Frequently asked questions about Prompt Caching

What is Prompt Caching?

In AI, Prompt Caching is a technique that stores static parts of a prompt (such as system instructions, reference documents) in the AI model's memory. Instead of processing from scratch, the system reuses intermediate computation results, helping to significantly reduce costs and latency.

What is the difference between Prompt Caching and regular Caching?

Prompt Caching stores Key-Value matrices (KV Cache) inside the Transformer architecture to avoid recomputing the attention mechanism. Meanwhile, traditional caching (e.g., Redis) stores output data as static text for fast retrieval.

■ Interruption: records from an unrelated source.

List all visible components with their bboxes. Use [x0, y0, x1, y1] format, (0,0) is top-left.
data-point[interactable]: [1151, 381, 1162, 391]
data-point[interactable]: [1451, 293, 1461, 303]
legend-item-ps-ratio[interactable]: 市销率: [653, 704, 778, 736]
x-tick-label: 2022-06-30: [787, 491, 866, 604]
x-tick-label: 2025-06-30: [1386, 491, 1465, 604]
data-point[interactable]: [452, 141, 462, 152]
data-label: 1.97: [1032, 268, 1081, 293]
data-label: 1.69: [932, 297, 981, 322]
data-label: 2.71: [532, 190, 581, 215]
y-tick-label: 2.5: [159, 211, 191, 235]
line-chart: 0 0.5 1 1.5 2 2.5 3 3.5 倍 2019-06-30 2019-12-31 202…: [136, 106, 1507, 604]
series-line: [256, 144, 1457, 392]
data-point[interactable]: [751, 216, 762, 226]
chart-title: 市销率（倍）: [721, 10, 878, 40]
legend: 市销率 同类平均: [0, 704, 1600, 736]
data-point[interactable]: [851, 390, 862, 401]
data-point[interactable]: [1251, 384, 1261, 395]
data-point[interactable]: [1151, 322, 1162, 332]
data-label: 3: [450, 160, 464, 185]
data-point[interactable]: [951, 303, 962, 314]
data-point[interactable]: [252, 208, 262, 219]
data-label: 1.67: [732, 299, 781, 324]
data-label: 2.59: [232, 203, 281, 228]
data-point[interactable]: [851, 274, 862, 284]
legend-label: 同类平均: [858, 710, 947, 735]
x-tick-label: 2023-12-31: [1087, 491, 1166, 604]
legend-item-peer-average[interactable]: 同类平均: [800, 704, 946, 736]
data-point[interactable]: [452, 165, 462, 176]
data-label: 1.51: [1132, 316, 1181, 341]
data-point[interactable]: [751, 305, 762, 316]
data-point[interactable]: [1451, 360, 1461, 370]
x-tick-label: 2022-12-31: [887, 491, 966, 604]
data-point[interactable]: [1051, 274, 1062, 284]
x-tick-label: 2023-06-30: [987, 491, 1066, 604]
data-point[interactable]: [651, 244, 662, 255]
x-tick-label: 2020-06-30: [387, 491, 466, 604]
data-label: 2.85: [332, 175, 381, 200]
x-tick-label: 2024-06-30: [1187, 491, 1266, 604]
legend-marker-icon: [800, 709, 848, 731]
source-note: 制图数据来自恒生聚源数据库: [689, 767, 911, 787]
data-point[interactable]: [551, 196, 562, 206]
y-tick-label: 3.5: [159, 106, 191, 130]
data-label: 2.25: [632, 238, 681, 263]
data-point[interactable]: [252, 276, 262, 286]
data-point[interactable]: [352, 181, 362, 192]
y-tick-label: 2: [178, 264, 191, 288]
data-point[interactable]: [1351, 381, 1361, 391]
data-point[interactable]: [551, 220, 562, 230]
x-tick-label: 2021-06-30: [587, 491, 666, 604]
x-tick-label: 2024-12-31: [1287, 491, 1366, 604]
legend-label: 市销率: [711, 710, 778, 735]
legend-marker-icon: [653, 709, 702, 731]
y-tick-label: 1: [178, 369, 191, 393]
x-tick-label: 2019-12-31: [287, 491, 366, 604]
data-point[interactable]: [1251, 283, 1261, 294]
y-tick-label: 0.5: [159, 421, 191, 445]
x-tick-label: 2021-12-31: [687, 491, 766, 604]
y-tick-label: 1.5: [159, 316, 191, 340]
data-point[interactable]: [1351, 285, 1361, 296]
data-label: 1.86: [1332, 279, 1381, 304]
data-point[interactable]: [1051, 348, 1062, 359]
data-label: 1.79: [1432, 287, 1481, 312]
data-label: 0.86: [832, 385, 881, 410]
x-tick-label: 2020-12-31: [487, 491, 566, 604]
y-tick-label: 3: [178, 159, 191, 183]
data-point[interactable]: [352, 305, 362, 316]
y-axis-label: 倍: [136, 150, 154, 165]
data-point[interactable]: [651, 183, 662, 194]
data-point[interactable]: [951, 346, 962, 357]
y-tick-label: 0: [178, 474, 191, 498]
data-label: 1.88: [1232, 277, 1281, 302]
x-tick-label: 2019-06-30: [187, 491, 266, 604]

How to achieve maximum "Cache Hit"?

For optimal efficiency, you need to apply the "Static first - Dynamic last" structure:

  1. Place System Instructions at the very top.
  2. Follow with fixed reference documents.
  3. Place dynamic queries (User Query) at the very end.

Why does changing parameters (Temperature) break the cache?

Prompt Caching requires absolute consistency in input and configuration. Because parameters like Temperature or Top-P directly affect the inference process, any small change will cause the system to fail to match the existing cache, leading to a Cache Miss.

Does Prompt Caching reduce API costs?

Prompt Caching significantly reduces costs for cached input token segments. However, you should note that this mechanism only applies to Input Tokens; the Output Tokens generated by the model remain at the same unit price depending on each LLM service provider.

See more:

Prompt Caching is an architectural breakthrough, helping to leverage KV Matrices to minimize inference costs and eliminate TTFT latency. The key to mastering this technology lies in absolute adherence to the "Static first - Dynamic last" principle during the construction of the input message array. Because of this, Prompt Caching is not just a performance optimization technique, but has become a mandatory foundation for every serious GenAI and RAG system looking to scale with reasonable costs.